Insights into the Structure and Ion Transport of Pectin-[BMIM][PF$_6$] Electrolytes

Abstract: We investigate the effect of pectin on the structure and ion transport properties of the room-temperature ionic liquid electrolyte 1-n-butyl-3-methylimidazolium hexafluorophosphate ([BMIM][PF6]) using molecular dynamics simulations. We find that pectin induces intriguing structural changes in the electrolyte that disrupt large ionic aggregates and promote the formation of smaller ionic clusters, which is a promising finding for ionic conductivity.

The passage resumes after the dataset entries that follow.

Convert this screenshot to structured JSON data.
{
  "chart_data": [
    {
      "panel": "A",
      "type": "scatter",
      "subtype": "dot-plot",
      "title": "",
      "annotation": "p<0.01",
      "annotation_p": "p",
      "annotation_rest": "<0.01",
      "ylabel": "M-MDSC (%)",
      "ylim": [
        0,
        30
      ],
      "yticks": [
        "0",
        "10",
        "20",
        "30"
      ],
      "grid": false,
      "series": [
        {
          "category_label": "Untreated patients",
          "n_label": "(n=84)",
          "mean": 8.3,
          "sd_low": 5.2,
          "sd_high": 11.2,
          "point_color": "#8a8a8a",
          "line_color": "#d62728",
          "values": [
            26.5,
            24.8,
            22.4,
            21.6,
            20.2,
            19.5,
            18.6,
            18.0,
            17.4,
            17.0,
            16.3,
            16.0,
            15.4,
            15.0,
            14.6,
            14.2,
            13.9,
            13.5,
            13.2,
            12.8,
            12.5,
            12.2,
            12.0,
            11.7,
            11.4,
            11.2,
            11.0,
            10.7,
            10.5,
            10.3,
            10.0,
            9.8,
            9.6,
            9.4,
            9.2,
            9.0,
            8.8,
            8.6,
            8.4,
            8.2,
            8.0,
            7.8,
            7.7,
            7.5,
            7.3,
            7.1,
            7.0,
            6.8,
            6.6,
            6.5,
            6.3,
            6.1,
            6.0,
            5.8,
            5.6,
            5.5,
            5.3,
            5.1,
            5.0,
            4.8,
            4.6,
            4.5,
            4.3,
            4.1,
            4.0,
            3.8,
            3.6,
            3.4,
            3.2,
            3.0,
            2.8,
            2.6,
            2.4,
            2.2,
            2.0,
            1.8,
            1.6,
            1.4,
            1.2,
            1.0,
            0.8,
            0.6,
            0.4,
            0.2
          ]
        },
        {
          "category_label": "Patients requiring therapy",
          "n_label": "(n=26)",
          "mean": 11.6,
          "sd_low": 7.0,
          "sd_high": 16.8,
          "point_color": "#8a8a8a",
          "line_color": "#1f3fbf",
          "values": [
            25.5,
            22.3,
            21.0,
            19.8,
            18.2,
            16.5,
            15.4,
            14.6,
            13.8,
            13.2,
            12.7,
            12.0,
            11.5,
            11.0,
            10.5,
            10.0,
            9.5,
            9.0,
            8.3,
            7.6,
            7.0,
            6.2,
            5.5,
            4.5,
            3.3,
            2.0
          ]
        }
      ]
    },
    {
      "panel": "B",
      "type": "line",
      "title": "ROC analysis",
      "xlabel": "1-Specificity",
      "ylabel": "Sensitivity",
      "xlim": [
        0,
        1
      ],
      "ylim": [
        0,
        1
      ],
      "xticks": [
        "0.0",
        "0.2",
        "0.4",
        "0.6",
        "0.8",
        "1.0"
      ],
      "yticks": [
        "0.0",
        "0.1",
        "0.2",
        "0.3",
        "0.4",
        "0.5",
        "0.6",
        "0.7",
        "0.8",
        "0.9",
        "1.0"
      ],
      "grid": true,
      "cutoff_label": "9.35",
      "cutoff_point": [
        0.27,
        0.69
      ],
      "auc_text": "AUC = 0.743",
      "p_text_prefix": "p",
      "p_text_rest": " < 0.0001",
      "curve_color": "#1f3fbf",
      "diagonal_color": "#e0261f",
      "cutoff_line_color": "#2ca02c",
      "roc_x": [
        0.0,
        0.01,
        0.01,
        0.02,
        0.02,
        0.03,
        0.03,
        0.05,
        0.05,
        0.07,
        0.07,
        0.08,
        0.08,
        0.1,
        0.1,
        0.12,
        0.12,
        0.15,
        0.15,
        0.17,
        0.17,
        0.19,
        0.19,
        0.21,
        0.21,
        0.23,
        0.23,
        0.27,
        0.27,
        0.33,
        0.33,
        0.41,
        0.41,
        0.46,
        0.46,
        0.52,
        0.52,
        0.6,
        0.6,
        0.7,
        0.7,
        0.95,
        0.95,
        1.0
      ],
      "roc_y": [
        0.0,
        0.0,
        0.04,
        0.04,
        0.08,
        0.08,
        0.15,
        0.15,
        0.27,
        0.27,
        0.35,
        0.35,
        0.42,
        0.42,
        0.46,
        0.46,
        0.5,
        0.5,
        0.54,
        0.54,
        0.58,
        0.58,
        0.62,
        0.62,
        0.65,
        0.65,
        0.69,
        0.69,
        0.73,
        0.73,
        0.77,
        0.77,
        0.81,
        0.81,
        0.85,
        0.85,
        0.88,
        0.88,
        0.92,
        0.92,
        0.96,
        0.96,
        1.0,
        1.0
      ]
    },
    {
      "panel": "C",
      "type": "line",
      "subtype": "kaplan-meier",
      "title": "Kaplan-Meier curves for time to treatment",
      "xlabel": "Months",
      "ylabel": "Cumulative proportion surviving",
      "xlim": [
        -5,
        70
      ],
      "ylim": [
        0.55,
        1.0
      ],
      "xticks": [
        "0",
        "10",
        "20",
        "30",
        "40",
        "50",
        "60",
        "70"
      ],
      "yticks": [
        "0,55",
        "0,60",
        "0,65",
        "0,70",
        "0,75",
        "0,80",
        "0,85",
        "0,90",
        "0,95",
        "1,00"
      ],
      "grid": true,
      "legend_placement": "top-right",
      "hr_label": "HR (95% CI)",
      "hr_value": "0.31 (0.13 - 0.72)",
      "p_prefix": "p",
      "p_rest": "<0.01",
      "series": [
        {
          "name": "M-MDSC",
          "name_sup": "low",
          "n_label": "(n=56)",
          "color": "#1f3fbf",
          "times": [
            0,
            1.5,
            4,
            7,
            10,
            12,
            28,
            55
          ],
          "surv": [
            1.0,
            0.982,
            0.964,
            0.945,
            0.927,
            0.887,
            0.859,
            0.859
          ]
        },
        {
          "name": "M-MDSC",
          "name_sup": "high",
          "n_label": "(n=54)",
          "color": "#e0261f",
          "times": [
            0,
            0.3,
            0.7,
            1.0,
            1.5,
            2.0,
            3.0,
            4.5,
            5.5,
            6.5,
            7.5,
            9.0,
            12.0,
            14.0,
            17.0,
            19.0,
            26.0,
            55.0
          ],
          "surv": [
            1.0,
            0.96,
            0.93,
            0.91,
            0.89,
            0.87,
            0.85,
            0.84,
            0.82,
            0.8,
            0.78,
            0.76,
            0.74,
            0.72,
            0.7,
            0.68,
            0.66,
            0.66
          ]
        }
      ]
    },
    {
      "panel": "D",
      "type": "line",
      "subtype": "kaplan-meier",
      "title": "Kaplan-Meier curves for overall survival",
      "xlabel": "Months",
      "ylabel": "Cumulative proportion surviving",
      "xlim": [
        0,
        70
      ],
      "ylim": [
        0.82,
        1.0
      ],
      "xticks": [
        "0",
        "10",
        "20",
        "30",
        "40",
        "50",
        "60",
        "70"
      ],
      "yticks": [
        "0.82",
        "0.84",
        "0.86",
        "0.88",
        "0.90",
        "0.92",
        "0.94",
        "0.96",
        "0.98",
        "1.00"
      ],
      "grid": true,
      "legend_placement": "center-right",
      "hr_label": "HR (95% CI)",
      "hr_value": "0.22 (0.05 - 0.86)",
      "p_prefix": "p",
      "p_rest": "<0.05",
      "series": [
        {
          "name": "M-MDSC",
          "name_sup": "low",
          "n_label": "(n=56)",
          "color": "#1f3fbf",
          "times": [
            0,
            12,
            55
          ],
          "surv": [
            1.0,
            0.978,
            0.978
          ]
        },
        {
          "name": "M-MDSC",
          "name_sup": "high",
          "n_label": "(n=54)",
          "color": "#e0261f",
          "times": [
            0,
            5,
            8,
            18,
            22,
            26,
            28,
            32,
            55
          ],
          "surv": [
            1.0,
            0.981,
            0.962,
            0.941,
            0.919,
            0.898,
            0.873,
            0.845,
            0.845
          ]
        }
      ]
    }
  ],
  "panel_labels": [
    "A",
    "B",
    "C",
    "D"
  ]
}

Due to pectin in [BMIM][PF6] electrolytes, the diffusion coefficient of cations and anions is observed to decrease by a factor of four for a loading of 25 wt. % of pectin in [BMIM][PF6] electrolyte. A strong correlation between the ionic diffusivities (D) and ion-pair relaxation timescales ($\tau_C$) is observed such that D~$\tau_C^{-0.75}$ for cations and D~$\tau_C^{-0.82}$ for anions. The relaxation timescale exponents indicate that the ion transport mechanisms in pectin-[BMIM][PF6] electrolytes are slightly distinct from those found in neat [BMIM][PF6] electrolytes (D~$\tau_C^{-1}$). Since pectin marginally affects ionic diffusivities at the gain of smaller ionic aggregates and viscosity, our results suggest that pectin-IL electrolytes offer improved properties for battery applications, including ionic conductivity, mechanical stability, and biodegradability.